ERIC Number: ED196300
Record Type: Non-Journal
Publication Date: 1980
Reference Count: N/A
From Gesture to Word and Gesture. Papers and Reports on Child Language Development, Number 19.
Pechmann, Thomas; Deutsch, Werner
Children aged 2, 6, and 9 years old were presented with four sets of differing objects and were asked to tell the experimenter which object out of each set they liked best. It was discovered that, as children grow older, pointing becomes rarer and linguistic descriptions become more appropriate. In two further experiments, the distance between subject and object and between the objects themselves was varied. The children pointed most often when it could be used as a referential means alone, and least often when it had no referential function at all.

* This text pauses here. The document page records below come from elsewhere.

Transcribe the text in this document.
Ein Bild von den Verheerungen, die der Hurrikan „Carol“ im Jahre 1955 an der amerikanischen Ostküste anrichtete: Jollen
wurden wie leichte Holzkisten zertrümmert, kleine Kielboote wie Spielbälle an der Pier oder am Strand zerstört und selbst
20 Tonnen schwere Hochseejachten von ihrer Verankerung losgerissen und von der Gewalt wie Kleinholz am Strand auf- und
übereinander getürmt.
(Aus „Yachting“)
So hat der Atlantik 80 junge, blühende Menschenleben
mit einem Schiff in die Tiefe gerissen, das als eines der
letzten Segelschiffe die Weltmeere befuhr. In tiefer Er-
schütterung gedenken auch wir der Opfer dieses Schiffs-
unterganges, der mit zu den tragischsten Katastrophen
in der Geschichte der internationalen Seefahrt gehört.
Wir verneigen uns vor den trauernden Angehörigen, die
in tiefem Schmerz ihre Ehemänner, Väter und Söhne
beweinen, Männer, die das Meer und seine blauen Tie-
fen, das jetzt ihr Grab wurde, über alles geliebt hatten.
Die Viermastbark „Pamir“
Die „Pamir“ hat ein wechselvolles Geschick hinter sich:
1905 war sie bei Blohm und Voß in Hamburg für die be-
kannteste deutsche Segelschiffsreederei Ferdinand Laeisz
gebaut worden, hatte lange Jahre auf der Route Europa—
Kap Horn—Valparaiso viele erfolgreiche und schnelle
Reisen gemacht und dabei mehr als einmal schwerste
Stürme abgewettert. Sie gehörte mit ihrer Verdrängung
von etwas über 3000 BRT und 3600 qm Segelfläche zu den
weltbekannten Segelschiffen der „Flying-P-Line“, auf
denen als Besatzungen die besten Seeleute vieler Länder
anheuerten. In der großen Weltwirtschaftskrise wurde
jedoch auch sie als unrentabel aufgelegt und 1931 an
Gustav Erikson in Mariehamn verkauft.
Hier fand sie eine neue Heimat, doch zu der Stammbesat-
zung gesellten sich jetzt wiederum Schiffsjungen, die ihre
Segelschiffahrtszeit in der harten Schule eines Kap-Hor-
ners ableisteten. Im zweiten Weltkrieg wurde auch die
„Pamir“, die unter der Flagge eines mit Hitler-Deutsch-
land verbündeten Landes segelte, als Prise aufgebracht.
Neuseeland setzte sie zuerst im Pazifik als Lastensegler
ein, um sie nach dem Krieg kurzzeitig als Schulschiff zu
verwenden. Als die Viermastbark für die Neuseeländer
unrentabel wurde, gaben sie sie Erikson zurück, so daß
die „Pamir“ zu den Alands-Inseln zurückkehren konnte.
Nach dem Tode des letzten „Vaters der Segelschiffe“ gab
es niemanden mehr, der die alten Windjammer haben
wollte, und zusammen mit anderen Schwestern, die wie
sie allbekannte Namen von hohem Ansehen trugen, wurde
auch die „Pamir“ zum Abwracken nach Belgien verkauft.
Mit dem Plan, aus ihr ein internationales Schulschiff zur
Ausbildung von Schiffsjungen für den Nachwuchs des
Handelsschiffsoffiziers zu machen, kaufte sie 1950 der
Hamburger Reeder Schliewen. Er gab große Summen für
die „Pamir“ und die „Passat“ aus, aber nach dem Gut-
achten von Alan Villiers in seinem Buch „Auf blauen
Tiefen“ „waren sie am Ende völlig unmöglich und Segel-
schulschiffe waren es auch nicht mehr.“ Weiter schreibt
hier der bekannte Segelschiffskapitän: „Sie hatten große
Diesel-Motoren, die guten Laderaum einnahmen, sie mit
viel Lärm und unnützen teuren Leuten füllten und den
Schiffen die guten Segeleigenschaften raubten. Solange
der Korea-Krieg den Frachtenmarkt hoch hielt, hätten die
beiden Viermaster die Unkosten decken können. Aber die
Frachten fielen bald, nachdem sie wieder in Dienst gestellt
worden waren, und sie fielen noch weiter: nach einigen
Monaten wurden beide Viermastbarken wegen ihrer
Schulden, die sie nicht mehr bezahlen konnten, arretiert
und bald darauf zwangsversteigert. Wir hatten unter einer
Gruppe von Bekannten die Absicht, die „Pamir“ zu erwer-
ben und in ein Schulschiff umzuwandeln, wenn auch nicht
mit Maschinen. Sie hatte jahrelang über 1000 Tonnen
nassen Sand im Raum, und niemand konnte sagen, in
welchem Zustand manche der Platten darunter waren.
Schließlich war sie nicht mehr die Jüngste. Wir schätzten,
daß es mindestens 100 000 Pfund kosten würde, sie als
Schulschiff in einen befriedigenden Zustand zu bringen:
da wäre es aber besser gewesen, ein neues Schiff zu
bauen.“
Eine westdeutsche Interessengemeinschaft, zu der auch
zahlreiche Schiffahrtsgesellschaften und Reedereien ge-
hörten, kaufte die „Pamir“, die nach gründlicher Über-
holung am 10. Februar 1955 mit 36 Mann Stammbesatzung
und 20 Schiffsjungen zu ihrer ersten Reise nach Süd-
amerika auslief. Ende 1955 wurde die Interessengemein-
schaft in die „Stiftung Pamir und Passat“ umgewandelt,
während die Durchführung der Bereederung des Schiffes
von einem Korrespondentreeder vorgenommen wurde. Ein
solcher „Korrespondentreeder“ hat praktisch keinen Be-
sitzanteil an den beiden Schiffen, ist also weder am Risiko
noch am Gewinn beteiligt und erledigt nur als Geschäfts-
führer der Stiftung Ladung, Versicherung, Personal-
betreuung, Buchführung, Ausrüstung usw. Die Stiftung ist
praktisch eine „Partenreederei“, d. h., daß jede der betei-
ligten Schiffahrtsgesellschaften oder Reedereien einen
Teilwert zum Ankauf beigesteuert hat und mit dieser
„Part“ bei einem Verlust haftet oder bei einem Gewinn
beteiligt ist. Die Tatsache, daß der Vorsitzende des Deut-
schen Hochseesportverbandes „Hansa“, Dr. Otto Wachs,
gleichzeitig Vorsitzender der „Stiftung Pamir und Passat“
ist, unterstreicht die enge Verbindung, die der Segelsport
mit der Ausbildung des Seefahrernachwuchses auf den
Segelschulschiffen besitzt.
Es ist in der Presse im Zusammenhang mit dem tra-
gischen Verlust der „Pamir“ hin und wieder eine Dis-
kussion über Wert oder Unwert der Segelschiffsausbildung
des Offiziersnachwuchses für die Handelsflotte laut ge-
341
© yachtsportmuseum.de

In a final experiment, objects were introduced for which the children had no verbal labels. Nearly all the children used pointing. The data indicate a continuum between the exclusive application and appropriateness of pointing and the exclusive application and appropriateness of verbal reference; between these two extremes pointing and verbal reference are combined in a characteristic pattern. This suggests that earlier acquired forms of nonverbal referential behavior do not disappear with the acquisition of language but remain in the behavioral repertoire and serve specialized functions. (JB)
Publication Type: Reports - Research
Education Level: N/A
Authoring Institution: Stanford Univ., CA. Dept. of Linguistics.